The last coal-fired power plant 100 megawatts or greater built in the United States as of November came online in 2013, according to the federal Energy Information Administration.
The Good Neighbor Plan will have a “material impact” on the FirstEnergy-controlled Fort Martin Power Station, in Monongalia County, given its lack of selective catalytic reduction equipment used to address nitrogen oxide emissions, Mark Valach, fuels and generation commercial operation director of FirstEnergy Service Company, predicted in PSC testimony last year.
A witness for the PSC’s Consumer Advocate Division, an independent arm of the commission charged with representing ratepayer interests, recommended that FirstEnergy subsidiary Mon Power buy the Pleasants Power Station and then consider closing the Fort Martin plant, noting the former plant has the selective catalytic reduction technology the latter facility lacks.
FirstEnergy spokesperson Hannah Catlett said Thursday the company is evaluating the new regulation to determine what effects it may have on its generating plants.
Other ratepayer advocates, including Energy Efficient West Virginia, have blasted the option of Mon Power buying the Pleasants plant as a costly bailout. The Legislature bailed out the Pleasants Power Station in 2019 by approving an estimated $12.5 million in annual tax breaks for the financially struggling facility.
The PSC issued an order on Dec. 30 requiring Mon Power and Potomac Edison to file a report with the agency evaluating a potential purchase of the Pleasants Power Station by March 31.
The $1.2 trillion Infrastructure Investment and Jobs Act has invested in upgrades to power infrastructure, lead service lines, roads, bridges and broadband while supporting a planned national network of electric vehicle chargers and funding abandoned mine and oil and gas well cleanup.
The Inflation Reduction Act approved an unprecedented $369 billion in clean energy and climate spending, including a 10% tax credit for renewable energy projects in energy communities like those all over West Virginia.
Sen.
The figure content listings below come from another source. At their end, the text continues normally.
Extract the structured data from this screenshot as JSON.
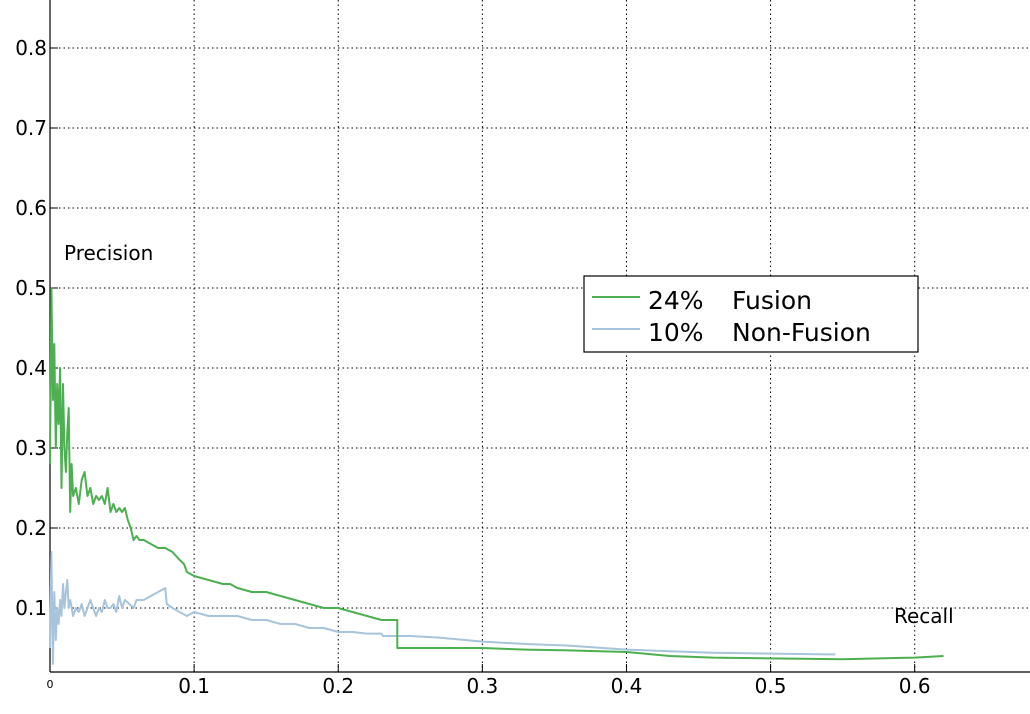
{
  "chart_data": {
    "type": "line",
    "title": "",
    "xlabel": "Recall",
    "ylabel": "Precision",
    "xlim": [
      0,
      0.68
    ],
    "ylim": [
      0.02,
      0.86
    ],
    "x_ticks": [
      "0",
      "0.1",
      "0.2",
      "0.3",
      "0.4",
      "0.5",
      "0.6"
    ],
    "y_ticks": [
      "0.1",
      "0.2",
      "0.3",
      "0.4",
      "0.5",
      "0.6",
      "0.7",
      "0.8"
    ],
    "grid": true,
    "legend": {
      "position": "upper-right",
      "entries": [
        {
          "pct": "24%",
          "label": "Fusion"
        },
        {
          "pct": "10%",
          "label": "Non-Fusion"
        }
      ]
    },
    "series": [
      {
        "name": "Fusion",
        "color": "#4caf50",
        "x": [
          0,
          0.001,
          0.002,
          0.003,
          0.004,
          0.005,
          0.006,
          0.007,
          0.008,
          0.009,
          0.01,
          0.011,
          0.012,
          0.013,
          0.014,
          0.015,
          0.016,
          0.018,
          0.02,
          0.022,
          0.024,
          0.026,
          0.028,
          0.03,
          0.032,
          0.034,
          0.036,
          0.038,
          0.04,
          0.042,
          0.044,
          0.046,
          0.048,
          0.05,
          0.052,
          0.054,
          0.056,
          0.058,
          0.06,
          0.062,
          0.065,
          0.07,
          0.075,
          0.08,
          0.085,
          0.09,
          0.093,
          0.095,
          0.1,
          0.11,
          0.12,
          0.125,
          0.13,
          0.14,
          0.15,
          0.16,
          0.17,
          0.18,
          0.19,
          0.2,
          0.21,
          0.22,
          0.23,
          0.241,
          0.241,
          0.26,
          0.28,
          0.3,
          0.33,
          0.36,
          0.4,
          0.43,
          0.46,
          0.5,
          0.55,
          0.6,
          0.62
        ],
        "y": [
          0.28,
          0.5,
          0.36,
          0.43,
          0.3,
          0.38,
          0.33,
          0.4,
          0.25,
          0.38,
          0.3,
          0.27,
          0.32,
          0.35,
          0.22,
          0.28,
          0.24,
          0.25,
          0.23,
          0.26,
          0.27,
          0.24,
          0.25,
          0.23,
          0.24,
          0.235,
          0.24,
          0.23,
          0.25,
          0.22,
          0.23,
          0.22,
          0.225,
          0.22,
          0.225,
          0.21,
          0.2,
          0.185,
          0.19,
          0.185,
          0.185,
          0.18,
          0.175,
          0.175,
          0.17,
          0.16,
          0.155,
          0.145,
          0.14,
          0.135,
          0.13,
          0.13,
          0.125,
          0.12,
          0.12,
          0.115,
          0.11,
          0.105,
          0.1,
          0.1,
          0.095,
          0.09,
          0.085,
          0.085,
          0.05,
          0.05,
          0.05,
          0.05,
          0.048,
          0.047,
          0.045,
          0.04,
          0.038,
          0.037,
          0.036,
          0.038,
          0.04
        ]
      },
      {
        "name": "Non-Fusion",
        "color": "#a8c4dc",
        "x": [
          0,
          0.001,
          0.002,
          0.003,
          0.004,
          0.005,
          0.006,
          0.007,
          0.008,
          0.009,
          0.01,
          0.011,
          0.012,
          0.013,
          0.014,
          0.016,
          0.018,
          0.02,
          0.022,
          0.024,
          0.026,
          0.028,
          0.03,
          0.032,
          0.034,
          0.036,
          0.038,
          0.04,
          0.042,
          0.044,
          0.046,
          0.048,
          0.05,
          0.052,
          0.055,
          0.058,
          0.06,
          0.065,
          0.07,
          0.075,
          0.08,
          0.081,
          0.085,
          0.09,
          0.095,
          0.1,
          0.11,
          0.12,
          0.13,
          0.14,
          0.15,
          0.16,
          0.17,
          0.18,
          0.19,
          0.2,
          0.21,
          0.22,
          0.23,
          0.231,
          0.25,
          0.27,
          0.3,
          0.33,
          0.36,
          0.4,
          0.43,
          0.46,
          0.5,
          0.54,
          0.545
        ],
        "y": [
          0.05,
          0.17,
          0.03,
          0.12,
          0.06,
          0.1,
          0.08,
          0.11,
          0.09,
          0.13,
          0.1,
          0.12,
          0.135,
          0.1,
          0.11,
          0.09,
          0.1,
          0.095,
          0.105,
          0.09,
          0.1,
          0.11,
          0.1,
          0.09,
          0.1,
          0.095,
          0.11,
          0.1,
          0.1,
          0.105,
          0.095,
          0.115,
          0.1,
          0.11,
          0.105,
          0.1,
          0.11,
          0.11,
          0.115,
          0.12,
          0.125,
          0.105,
          0.1,
          0.095,
          0.09,
          0.095,
          0.09,
          0.09,
          0.09,
          0.085,
          0.085,
          0.08,
          0.08,
          0.075,
          0.075,
          0.07,
          0.07,
          0.068,
          0.068,
          0.065,
          0.065,
          0.063,
          0.058,
          0.055,
          0.053,
          0.048,
          0.046,
          0.044,
          0.043,
          0.042,
          0.042
        ]
      }
    ]
  }
}
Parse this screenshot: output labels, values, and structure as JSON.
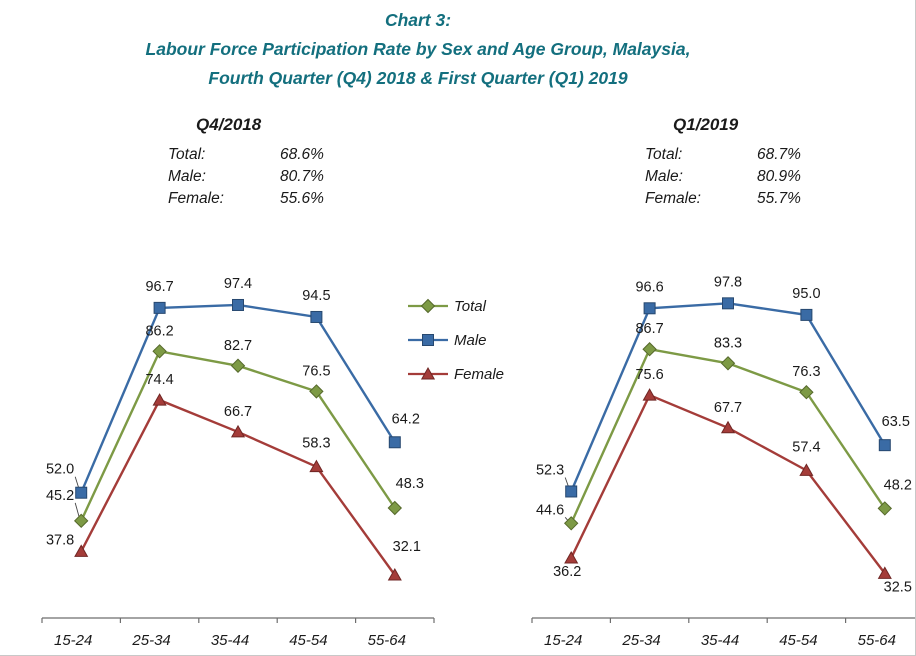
{
  "page": {
    "title_line1": "Chart 3:",
    "title_line2": "Labour Force Participation Rate by Sex and Age Group, Malaysia,",
    "title_line3": "Fourth Quarter (Q4) 2018 & First Quarter (Q1) 2019"
  },
  "colors": {
    "title": "#136F7E",
    "total": "#7D9A45",
    "total_dark": "#55682B",
    "male": "#3A6BA5",
    "male_dark": "#27486F",
    "female": "#A43C39",
    "female_dark": "#6F2624",
    "axis": "#6E6E6E",
    "text": "#1A1A1A"
  },
  "legend": {
    "items": [
      {
        "label": "Total",
        "key": "total",
        "marker": "diamond"
      },
      {
        "label": "Male",
        "key": "male",
        "marker": "square"
      },
      {
        "label": "Female",
        "key": "female",
        "marker": "triangle"
      }
    ]
  },
  "chart_data": [
    {
      "type": "line",
      "title": "Q4/2018",
      "summary": [
        {
          "label": "Total:",
          "value": "68.6%"
        },
        {
          "label": "Male:",
          "value": "80.7%"
        },
        {
          "label": "Female:",
          "value": "55.6%"
        }
      ],
      "categories": [
        "15-24",
        "25-34",
        "35-44",
        "45-54",
        "55-64"
      ],
      "ylim": [
        20,
        100
      ],
      "grid": false,
      "legend_position": "right-of-chart",
      "series": [
        {
          "name": "Total",
          "key": "total",
          "marker": "diamond",
          "values": [
            45.2,
            86.2,
            82.7,
            76.5,
            48.3
          ],
          "label_pos": [
            [
              -7,
              -21,
              "end",
              1
            ],
            [
              0,
              -16,
              "middle"
            ],
            [
              0,
              -16,
              "middle"
            ],
            [
              0,
              -16,
              "middle"
            ],
            [
              15,
              -20,
              "middle"
            ]
          ]
        },
        {
          "name": "Male",
          "key": "male",
          "marker": "square",
          "values": [
            52.0,
            96.7,
            97.4,
            94.5,
            64.2
          ],
          "label_pos": [
            [
              -7,
              -19,
              "end",
              1
            ],
            [
              0,
              -17,
              "middle"
            ],
            [
              0,
              -17,
              "middle"
            ],
            [
              0,
              -17,
              "middle"
            ],
            [
              11,
              -19,
              "middle"
            ]
          ]
        },
        {
          "name": "Female",
          "key": "female",
          "marker": "triangle",
          "values": [
            37.8,
            74.4,
            66.7,
            58.3,
            32.1
          ],
          "label_pos": [
            [
              -7,
              -7,
              "end"
            ],
            [
              0,
              -16,
              "middle"
            ],
            [
              0,
              -16,
              "middle"
            ],
            [
              0,
              -19,
              "middle"
            ],
            [
              12,
              -24,
              "middle"
            ]
          ]
        }
      ]
    },
    {
      "type": "line",
      "title": "Q1/2019",
      "summary": [
        {
          "label": "Total:",
          "value": "68.7%"
        },
        {
          "label": "Male:",
          "value": "80.9%"
        },
        {
          "label": "Female:",
          "value": "55.7%"
        }
      ],
      "categories": [
        "15-24",
        "25-34",
        "35-44",
        "45-54",
        "55-64"
      ],
      "ylim": [
        20,
        100
      ],
      "grid": false,
      "legend_position": "left-of-chart",
      "series": [
        {
          "name": "Total",
          "key": "total",
          "marker": "diamond",
          "values": [
            44.6,
            86.7,
            83.3,
            76.3,
            48.2
          ],
          "label_pos": [
            [
              -7,
              -9,
              "end",
              1
            ],
            [
              0,
              -16,
              "middle"
            ],
            [
              0,
              -16,
              "middle"
            ],
            [
              0,
              -16,
              "middle"
            ],
            [
              13,
              -19,
              "middle"
            ]
          ]
        },
        {
          "name": "Male",
          "key": "male",
          "marker": "square",
          "values": [
            52.3,
            96.6,
            97.8,
            95.0,
            63.5
          ],
          "label_pos": [
            [
              -7,
              -17,
              "end",
              1
            ],
            [
              0,
              -17,
              "middle"
            ],
            [
              0,
              -17,
              "middle"
            ],
            [
              0,
              -17,
              "middle"
            ],
            [
              11,
              -19,
              "middle"
            ]
          ]
        },
        {
          "name": "Female",
          "key": "female",
          "marker": "triangle",
          "values": [
            36.2,
            75.6,
            67.7,
            57.4,
            32.5
          ],
          "label_pos": [
            [
              -4,
              18,
              "middle"
            ],
            [
              0,
              -16,
              "middle"
            ],
            [
              0,
              -16,
              "middle"
            ],
            [
              0,
              -19,
              "middle"
            ],
            [
              13,
              18,
              "middle"
            ]
          ]
        }
      ]
    }
  ]
}
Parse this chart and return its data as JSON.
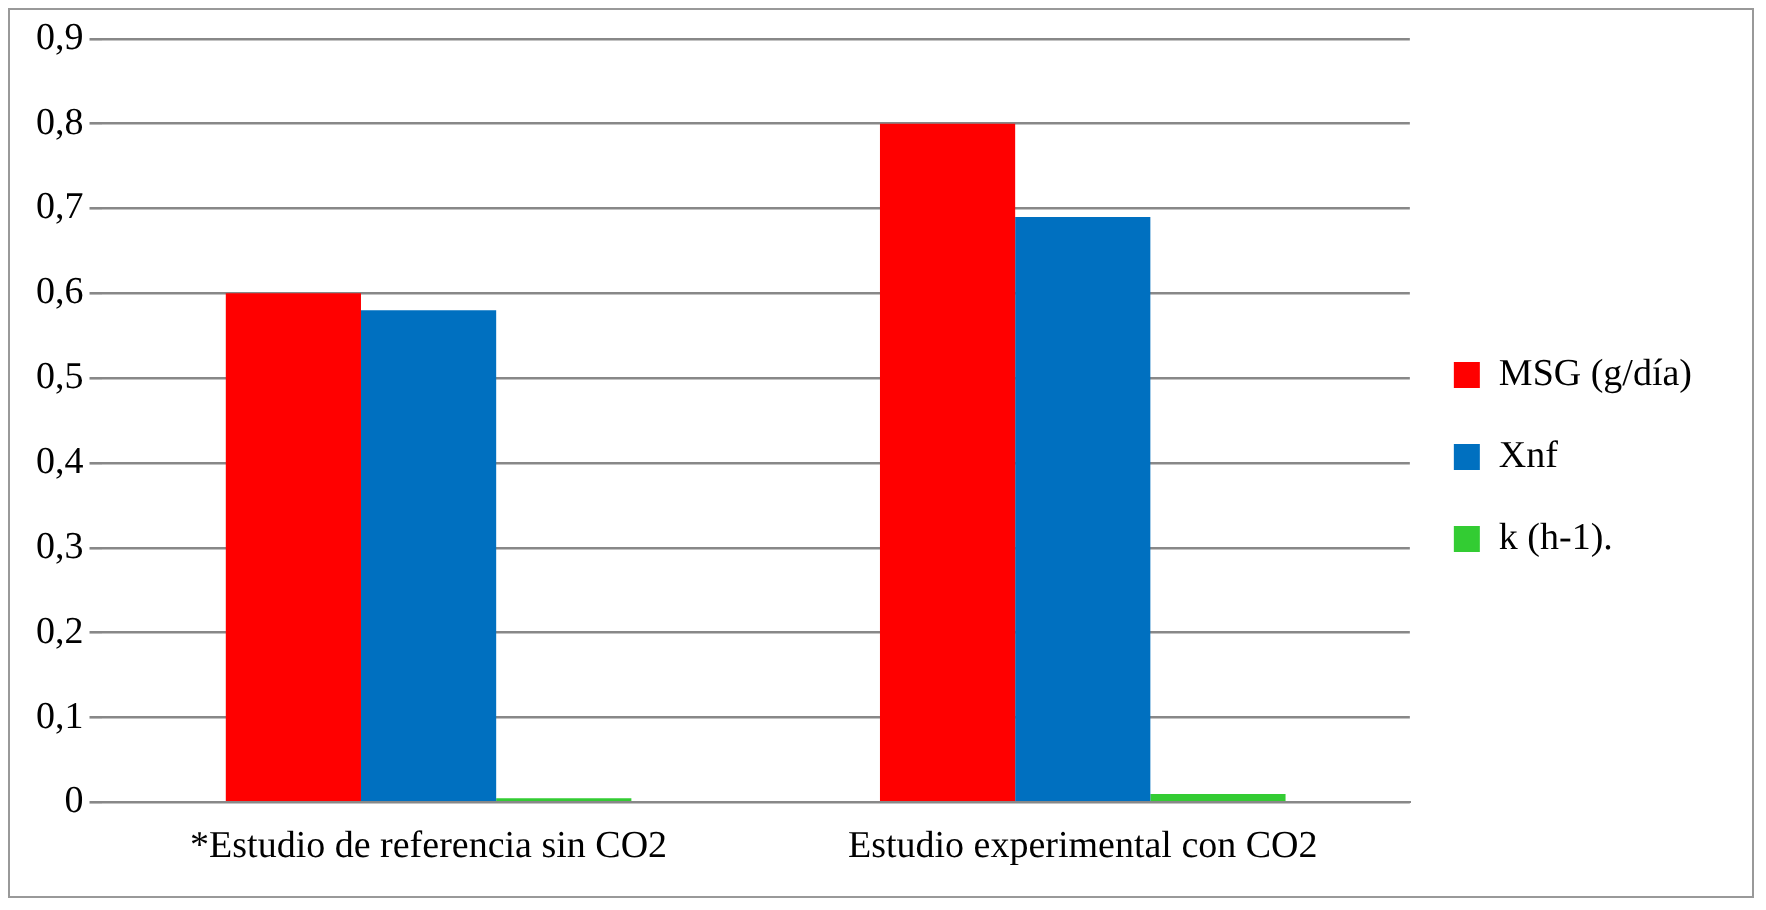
{
  "chart_data": {
    "type": "bar",
    "categories": [
      "*Estudio de referencia sin CO2",
      "Estudio experimental con CO2"
    ],
    "series": [
      {
        "name": "MSG (g/día)",
        "color": "#ff0000",
        "values": [
          0.6,
          0.8
        ]
      },
      {
        "name": "Xnf",
        "color": "#0070c0",
        "values": [
          0.58,
          0.69
        ]
      },
      {
        "name": "k (h-1).",
        "color": "#33cc33",
        "values": [
          0.005,
          0.01
        ]
      }
    ],
    "ylim": [
      0,
      0.9
    ],
    "yticks": [
      {
        "value": 0,
        "label": "0"
      },
      {
        "value": 0.1,
        "label": "0,1"
      },
      {
        "value": 0.2,
        "label": "0,2"
      },
      {
        "value": 0.3,
        "label": "0,3"
      },
      {
        "value": 0.4,
        "label": "0,4"
      },
      {
        "value": 0.5,
        "label": "0,5"
      },
      {
        "value": 0.6,
        "label": "0,6"
      },
      {
        "value": 0.7,
        "label": "0,7"
      },
      {
        "value": 0.8,
        "label": "0,8"
      },
      {
        "value": 0.9,
        "label": "0,9"
      }
    ],
    "grid": "y",
    "legend": "right"
  }
}
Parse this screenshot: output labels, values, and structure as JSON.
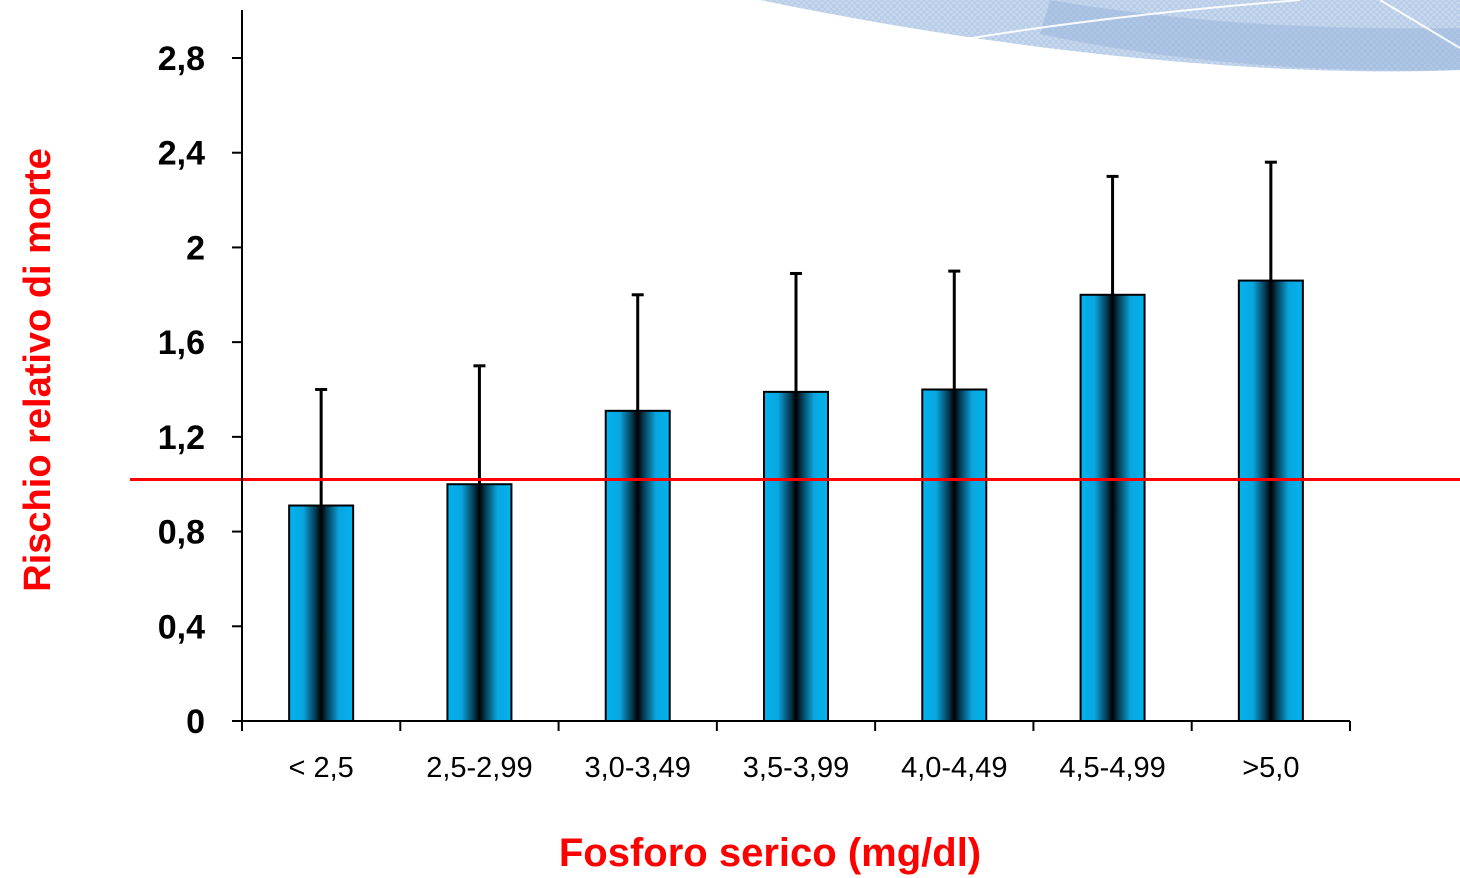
{
  "chart_data": {
    "type": "bar",
    "title": "",
    "xlabel": "Fosforo serico (mg/dl)",
    "ylabel": "Rischio relativo di morte",
    "categories": [
      "< 2,5",
      "2,5-2,99",
      "3,0-3,49",
      "3,5-3,99",
      "4,0-4,49",
      "4,5-4,99",
      ">5,0"
    ],
    "values": [
      0.91,
      1.0,
      1.31,
      1.39,
      1.4,
      1.8,
      1.86
    ],
    "error_upper": [
      1.4,
      1.5,
      1.8,
      1.89,
      1.9,
      2.3,
      2.36
    ],
    "ylim": [
      0,
      3.0
    ],
    "yticks": [
      0,
      0.4,
      0.8,
      1.2,
      1.6,
      2.0,
      2.4,
      2.8
    ],
    "ytick_labels": [
      "0",
      "0,4",
      "0,8",
      "1,2",
      "1,6",
      "2",
      "2,4",
      "2,8"
    ],
    "reference_line": 1.02,
    "grid": false,
    "legend": "none",
    "colors": {
      "bar": "#00b0f0",
      "bar_dark": "#000000",
      "reference_line": "#ff0000",
      "axis_title": "#ff0000",
      "axis": "#000000",
      "decoration": "#a9c4e4"
    }
  }
}
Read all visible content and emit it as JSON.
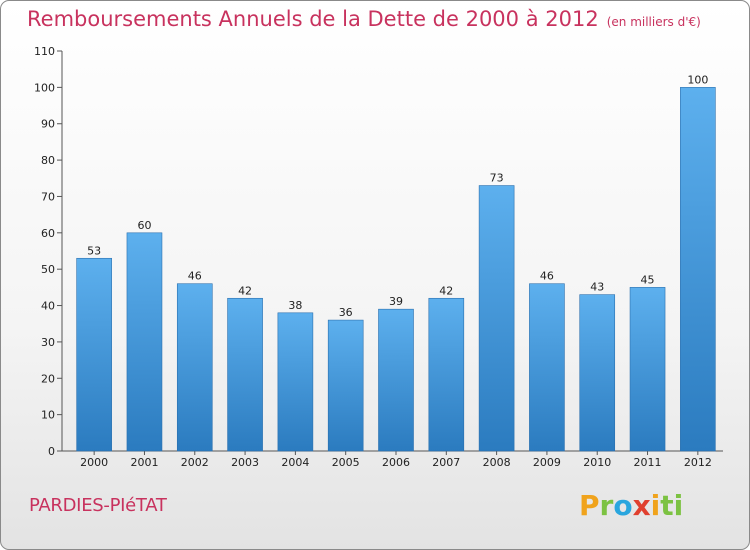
{
  "header": {
    "title": "Remboursements Annuels de la Dette de 2000 à 2012",
    "unit": "(en milliers d'€)"
  },
  "footer": {
    "commune": "PARDIES-PIéTAT",
    "logo": [
      "P",
      "r",
      "o",
      "x",
      "i",
      "ti"
    ]
  },
  "colors": {
    "bar": "#3d92d6",
    "title": "#c8325e"
  },
  "chart_data": {
    "type": "bar",
    "title": "Remboursements Annuels de la Dette de 2000 à 2012",
    "subtitle": "(en milliers d'€)",
    "categories": [
      "2000",
      "2001",
      "2002",
      "2003",
      "2004",
      "2005",
      "2006",
      "2007",
      "2008",
      "2009",
      "2010",
      "2011",
      "2012"
    ],
    "values": [
      53,
      60,
      46,
      42,
      38,
      36,
      39,
      42,
      73,
      46,
      43,
      45,
      100
    ],
    "ylim": [
      0,
      110
    ],
    "yticks": [
      0,
      10,
      20,
      30,
      40,
      50,
      60,
      70,
      80,
      90,
      100,
      110
    ],
    "xlabel": "",
    "ylabel": "",
    "grid": false,
    "legend": "none"
  }
}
Joe Manchin, D-W.Va., was the only member of West Virginia’s congressional delegation to vote for both laws, playing a key role in shaping each. Sen. Shelley Moore Capito, R-W.Va., and then-Rep. David McKinley, R-W.Va., voted for the Infrastructure Investment and Jobs Act. Rep. Alex Mooney, R-W.Va., a 2024 Senate candidate, and Rep. Carol Miller, R-W.Va., voted against both bills.